Como digestivo, vinhos brancos ou tintos com as características dos descritores já referidos, mais relevantes de um Carcavelos, de idades superiores a 5/6 anos.

... e Comer

Alguns dos restaurantes do concelho de Oeiras, já utilizam na confeccão dos seus menús gastronómicos o vinho de Carcavelos.
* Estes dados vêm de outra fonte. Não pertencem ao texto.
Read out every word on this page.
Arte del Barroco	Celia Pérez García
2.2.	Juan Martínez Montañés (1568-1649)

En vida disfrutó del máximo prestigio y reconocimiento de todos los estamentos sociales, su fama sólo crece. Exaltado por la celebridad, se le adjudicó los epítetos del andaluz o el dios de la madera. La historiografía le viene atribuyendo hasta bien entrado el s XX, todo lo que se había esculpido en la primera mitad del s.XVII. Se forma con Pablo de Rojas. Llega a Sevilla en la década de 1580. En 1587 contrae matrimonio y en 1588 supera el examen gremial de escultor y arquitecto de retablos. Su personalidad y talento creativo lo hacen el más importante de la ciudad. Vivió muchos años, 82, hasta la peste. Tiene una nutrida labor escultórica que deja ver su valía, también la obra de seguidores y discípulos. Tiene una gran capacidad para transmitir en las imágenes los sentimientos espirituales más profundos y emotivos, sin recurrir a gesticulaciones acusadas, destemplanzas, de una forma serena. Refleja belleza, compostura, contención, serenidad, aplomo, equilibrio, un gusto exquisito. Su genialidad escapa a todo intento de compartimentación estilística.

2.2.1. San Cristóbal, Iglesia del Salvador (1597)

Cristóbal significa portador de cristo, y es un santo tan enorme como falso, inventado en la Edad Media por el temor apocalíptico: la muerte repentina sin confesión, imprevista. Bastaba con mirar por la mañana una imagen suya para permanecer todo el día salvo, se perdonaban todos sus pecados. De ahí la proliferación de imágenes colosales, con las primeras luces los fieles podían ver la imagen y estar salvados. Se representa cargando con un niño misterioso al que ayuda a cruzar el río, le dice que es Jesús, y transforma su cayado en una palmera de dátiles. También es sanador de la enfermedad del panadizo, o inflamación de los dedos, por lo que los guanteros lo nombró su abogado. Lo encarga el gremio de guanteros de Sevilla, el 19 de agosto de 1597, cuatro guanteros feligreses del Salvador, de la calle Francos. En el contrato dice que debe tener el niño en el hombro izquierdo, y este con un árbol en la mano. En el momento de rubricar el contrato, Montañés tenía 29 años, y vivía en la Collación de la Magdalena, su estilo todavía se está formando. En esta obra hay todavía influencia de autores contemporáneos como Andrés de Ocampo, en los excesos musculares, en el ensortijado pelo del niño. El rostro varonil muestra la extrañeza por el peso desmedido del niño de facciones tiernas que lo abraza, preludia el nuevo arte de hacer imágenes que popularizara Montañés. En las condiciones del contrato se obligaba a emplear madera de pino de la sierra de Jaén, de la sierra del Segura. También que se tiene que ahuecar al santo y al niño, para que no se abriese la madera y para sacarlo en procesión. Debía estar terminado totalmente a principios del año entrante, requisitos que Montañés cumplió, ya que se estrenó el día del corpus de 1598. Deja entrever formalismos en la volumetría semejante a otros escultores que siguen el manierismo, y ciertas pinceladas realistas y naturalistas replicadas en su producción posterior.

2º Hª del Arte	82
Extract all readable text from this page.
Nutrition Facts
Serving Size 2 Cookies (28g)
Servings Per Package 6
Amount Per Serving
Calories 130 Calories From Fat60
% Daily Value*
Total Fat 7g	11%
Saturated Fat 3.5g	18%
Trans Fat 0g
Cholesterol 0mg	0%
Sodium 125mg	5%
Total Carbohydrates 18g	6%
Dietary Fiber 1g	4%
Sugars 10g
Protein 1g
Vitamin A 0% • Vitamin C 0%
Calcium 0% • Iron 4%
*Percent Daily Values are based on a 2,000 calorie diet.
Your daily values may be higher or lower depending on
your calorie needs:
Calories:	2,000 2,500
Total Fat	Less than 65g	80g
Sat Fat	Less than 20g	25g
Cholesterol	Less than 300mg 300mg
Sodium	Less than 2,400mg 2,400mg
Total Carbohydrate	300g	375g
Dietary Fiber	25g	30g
Aqui fica o nosso convite de uma ementa que foi experimentada e apresentada num debate sobre "O Vinho e a Cozinha Tradicional".

* Tábua de queijos (Azeitâo, Castelo Branco, Niza, Serra ...).
* Santola ou Sapateira recheada com um cálice de Carcavelos.
* Lulas estufadas ao Carcavelos.
* Carne de porco (pianolas, costeletas, lombo ...) assado no forno com borrifos de carcavelos.
* Maçã assada adoçada com Carcavelos.

Esta ementa deverá ser acompanhada com vinhos de Carcavelos brancos e tintos servidos como aperitivo (entradas), acompanhamento do prato de carne (tinto) e como digestivo à sobremesa.

Importância do Carcavelos – Uma Opinião

Recuperar um património como o Carcavelos-Quinta do Marquês, com produção quase inexistente, tem sido, um objectivo da Câmara Municipal de Oeiras e um desafio para os trabalhadores que se empenharam e abraçaram este projecto. A região demarcada e a produção dos seus vinhos contribui para valorizar a componente turística e social da região.

Reconhecido outrora, nacional e internacionalmente como um vinho de excelência, estamos certos, que em breve será preenchido o vazio desta raridade. Sendo os concelhos de Cascais e Oeiras previlegiados pela Natureza e Património Cultural, porque não, possuírem um Vinho Prestigiado que delicie os seus visitantes – O Carcavelos.

Eng. ª Estrela Carvalho
(Técnico Responsável pela produção de Carcavelos na Quinta do Marquês)


BIBLIOGRAFIA

Carvalho E., Canas S., Lisboa M. (2009). O Vinho de Carcavelos. Perspectiva histórica e a actual produção na Quinta do Marquês de Pombal em Oeiras. Câmara Municipal de Oeiras, Oeiras, 137 pp.